States restricting the use of drugs under Medicaid have started with a review board that divides the available drugs into "therapeutic classes" — one for heart disease, one for diabetes, one for bacterial infections, and so on. In each class, the panel designates the most effective drugs, usually two per class. Those medicines, and any others that are as affordable or more so, win a place on the preferred lists, and drugs that cost more are excluded.

Some pharmaceutical companies have offered states new rebates on excluded drugs, lowering the effective price, to get them on the lists.

A doctor who wants to prescribe a drug that is not on the list can petition a state office or a private contractor hired by the state, called a pharmacy benefits manager.

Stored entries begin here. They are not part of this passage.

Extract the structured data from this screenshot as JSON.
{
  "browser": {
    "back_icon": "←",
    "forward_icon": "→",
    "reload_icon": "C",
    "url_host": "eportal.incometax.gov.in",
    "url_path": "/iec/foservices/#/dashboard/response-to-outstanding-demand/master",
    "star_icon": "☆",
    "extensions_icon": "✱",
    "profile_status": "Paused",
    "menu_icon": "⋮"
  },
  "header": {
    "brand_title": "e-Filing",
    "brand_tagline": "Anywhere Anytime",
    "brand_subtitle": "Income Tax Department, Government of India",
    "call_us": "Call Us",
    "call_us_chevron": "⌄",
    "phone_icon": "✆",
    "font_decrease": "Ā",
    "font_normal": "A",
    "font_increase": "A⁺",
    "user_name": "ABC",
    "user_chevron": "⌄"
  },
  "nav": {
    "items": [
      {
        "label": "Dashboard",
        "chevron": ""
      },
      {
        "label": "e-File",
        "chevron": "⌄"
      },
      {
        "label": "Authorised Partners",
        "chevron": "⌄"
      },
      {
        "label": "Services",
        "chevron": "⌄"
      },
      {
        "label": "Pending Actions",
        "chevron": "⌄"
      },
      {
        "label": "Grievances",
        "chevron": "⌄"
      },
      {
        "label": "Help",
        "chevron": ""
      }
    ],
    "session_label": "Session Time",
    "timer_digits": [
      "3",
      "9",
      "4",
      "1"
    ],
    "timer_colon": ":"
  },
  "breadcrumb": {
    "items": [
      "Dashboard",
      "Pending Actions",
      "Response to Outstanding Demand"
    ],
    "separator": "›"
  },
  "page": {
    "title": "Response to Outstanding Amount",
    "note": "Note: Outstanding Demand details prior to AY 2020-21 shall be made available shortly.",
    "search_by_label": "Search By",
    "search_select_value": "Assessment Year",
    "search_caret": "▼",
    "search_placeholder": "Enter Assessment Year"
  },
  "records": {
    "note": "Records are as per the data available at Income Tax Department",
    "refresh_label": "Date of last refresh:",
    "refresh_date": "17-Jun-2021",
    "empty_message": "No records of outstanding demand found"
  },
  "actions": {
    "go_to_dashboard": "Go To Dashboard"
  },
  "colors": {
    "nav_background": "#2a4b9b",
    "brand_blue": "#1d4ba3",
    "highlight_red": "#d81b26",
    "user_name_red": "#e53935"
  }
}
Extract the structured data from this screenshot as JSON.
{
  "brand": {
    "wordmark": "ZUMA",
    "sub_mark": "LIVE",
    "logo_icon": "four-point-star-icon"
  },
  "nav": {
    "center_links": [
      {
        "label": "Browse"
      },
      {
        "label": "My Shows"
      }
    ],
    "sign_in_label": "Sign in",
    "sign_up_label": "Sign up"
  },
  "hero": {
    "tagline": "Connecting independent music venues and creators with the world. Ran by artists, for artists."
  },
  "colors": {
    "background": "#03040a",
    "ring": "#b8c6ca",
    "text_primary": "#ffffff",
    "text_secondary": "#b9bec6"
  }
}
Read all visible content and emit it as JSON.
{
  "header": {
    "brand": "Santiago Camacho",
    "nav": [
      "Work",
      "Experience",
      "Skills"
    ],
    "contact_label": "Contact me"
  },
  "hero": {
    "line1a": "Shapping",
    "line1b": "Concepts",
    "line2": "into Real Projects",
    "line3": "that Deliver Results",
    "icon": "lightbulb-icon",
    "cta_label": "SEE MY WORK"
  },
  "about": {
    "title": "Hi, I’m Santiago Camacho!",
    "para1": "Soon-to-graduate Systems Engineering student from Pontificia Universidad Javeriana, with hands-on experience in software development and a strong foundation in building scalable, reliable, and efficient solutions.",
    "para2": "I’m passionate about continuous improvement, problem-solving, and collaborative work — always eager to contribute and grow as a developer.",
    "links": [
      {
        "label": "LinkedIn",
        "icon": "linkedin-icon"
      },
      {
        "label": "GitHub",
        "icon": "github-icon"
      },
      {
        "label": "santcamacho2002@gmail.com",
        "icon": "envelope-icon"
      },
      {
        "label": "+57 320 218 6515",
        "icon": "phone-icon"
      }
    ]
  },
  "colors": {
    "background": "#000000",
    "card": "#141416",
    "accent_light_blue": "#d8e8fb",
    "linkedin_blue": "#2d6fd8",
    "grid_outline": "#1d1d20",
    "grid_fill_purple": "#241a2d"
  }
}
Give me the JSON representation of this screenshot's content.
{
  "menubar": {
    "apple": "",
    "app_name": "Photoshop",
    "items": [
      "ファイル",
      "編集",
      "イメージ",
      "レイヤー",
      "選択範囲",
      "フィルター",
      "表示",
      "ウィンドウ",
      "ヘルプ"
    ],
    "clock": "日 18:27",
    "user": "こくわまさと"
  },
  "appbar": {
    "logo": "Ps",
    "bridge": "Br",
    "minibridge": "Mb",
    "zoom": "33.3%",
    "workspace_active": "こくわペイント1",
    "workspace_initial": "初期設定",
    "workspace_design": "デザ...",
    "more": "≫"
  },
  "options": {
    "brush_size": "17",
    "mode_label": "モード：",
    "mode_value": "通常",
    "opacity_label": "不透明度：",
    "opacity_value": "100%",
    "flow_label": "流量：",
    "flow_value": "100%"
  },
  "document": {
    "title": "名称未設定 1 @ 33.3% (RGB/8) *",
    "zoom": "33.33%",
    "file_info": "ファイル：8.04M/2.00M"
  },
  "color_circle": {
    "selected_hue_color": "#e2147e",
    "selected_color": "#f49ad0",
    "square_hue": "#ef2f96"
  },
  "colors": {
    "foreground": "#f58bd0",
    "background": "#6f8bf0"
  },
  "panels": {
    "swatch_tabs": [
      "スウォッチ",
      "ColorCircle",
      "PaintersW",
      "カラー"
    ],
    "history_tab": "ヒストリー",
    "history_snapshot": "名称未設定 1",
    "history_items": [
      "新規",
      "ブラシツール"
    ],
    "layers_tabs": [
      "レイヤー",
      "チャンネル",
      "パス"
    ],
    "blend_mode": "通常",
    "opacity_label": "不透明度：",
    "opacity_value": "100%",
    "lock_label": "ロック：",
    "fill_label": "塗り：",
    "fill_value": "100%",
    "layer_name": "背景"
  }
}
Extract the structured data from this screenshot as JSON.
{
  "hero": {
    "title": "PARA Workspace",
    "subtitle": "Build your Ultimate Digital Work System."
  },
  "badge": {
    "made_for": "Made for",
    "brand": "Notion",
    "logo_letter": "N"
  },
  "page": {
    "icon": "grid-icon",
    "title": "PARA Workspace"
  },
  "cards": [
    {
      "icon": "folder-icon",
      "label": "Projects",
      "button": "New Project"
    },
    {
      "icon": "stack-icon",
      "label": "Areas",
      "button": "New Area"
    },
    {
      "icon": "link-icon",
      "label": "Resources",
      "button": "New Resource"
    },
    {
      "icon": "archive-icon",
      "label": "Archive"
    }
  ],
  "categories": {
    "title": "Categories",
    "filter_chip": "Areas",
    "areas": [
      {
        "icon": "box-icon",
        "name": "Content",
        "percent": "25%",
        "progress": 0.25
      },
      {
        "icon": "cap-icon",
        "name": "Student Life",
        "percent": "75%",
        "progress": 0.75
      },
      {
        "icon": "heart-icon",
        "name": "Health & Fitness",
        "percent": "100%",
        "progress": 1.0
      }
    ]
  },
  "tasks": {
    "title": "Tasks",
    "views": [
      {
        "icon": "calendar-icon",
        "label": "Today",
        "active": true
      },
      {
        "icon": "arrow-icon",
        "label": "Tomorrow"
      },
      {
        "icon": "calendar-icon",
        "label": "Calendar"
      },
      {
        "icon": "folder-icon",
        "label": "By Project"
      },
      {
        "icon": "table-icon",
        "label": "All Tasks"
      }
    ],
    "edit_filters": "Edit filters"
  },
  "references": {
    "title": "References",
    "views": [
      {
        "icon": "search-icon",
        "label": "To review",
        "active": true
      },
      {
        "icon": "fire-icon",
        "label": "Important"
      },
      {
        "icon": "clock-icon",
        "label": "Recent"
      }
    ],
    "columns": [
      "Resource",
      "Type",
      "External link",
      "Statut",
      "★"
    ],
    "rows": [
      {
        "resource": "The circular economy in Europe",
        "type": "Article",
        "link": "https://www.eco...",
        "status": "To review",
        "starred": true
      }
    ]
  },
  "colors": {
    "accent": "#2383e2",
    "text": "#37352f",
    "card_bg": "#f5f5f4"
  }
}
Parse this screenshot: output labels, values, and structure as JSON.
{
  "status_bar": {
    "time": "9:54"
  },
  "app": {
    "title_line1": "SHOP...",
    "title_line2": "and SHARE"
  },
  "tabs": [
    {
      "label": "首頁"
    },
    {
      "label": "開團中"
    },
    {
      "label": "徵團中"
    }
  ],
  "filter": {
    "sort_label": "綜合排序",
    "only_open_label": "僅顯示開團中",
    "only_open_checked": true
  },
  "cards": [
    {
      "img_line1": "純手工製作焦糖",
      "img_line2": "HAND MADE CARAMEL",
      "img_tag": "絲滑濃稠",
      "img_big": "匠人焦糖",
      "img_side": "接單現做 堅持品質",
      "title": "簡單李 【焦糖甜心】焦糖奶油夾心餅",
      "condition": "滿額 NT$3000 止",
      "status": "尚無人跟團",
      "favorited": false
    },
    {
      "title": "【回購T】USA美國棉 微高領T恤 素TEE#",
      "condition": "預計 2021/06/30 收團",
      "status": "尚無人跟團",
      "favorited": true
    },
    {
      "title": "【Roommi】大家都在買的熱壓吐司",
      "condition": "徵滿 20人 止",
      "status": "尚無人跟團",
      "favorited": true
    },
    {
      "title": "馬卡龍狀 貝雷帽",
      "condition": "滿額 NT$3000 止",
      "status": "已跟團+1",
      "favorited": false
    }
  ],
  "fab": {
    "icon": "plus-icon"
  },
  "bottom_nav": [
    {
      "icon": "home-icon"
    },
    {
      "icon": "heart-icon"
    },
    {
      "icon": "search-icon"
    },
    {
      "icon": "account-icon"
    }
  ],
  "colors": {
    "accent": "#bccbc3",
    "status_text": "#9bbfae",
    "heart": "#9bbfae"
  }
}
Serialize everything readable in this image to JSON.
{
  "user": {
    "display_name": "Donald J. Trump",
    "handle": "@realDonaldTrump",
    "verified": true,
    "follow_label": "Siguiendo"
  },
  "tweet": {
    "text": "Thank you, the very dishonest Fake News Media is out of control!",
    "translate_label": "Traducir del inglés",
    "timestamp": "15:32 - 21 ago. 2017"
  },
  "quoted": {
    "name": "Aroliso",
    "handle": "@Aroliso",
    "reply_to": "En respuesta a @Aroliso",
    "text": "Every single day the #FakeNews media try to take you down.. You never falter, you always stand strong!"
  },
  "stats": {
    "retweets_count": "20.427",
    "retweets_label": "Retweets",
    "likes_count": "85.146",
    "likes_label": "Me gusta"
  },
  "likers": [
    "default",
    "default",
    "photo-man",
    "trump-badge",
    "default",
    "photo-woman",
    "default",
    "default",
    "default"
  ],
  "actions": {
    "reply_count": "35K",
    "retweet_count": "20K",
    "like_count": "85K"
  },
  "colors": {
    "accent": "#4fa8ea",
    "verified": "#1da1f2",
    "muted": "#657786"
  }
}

Some states require time-consuming phone calls or paperwork for prior authorization, or have difficult procedures for appealing the denial of a drug.

At the other end of the spectrum, in states like Vermont, the phrase "prior authorization" is a misnomer, because the decision always rests with the doctor.

Even so, doctors, pharmacists and state officials say compliance with Vermont's list is very high.

"My shop used to go through about 100 tablets of Protonix a week and 1,500 capsules of Prilosec," said Richard Harvie, a pharmacist in Montpelier, referring to two common acid reflux drugs. "Then, Protonix made the preferred list and Prilosec didn't, and pretty soon it switched to about 30 Prilosec a week and about 1,000 Protonix."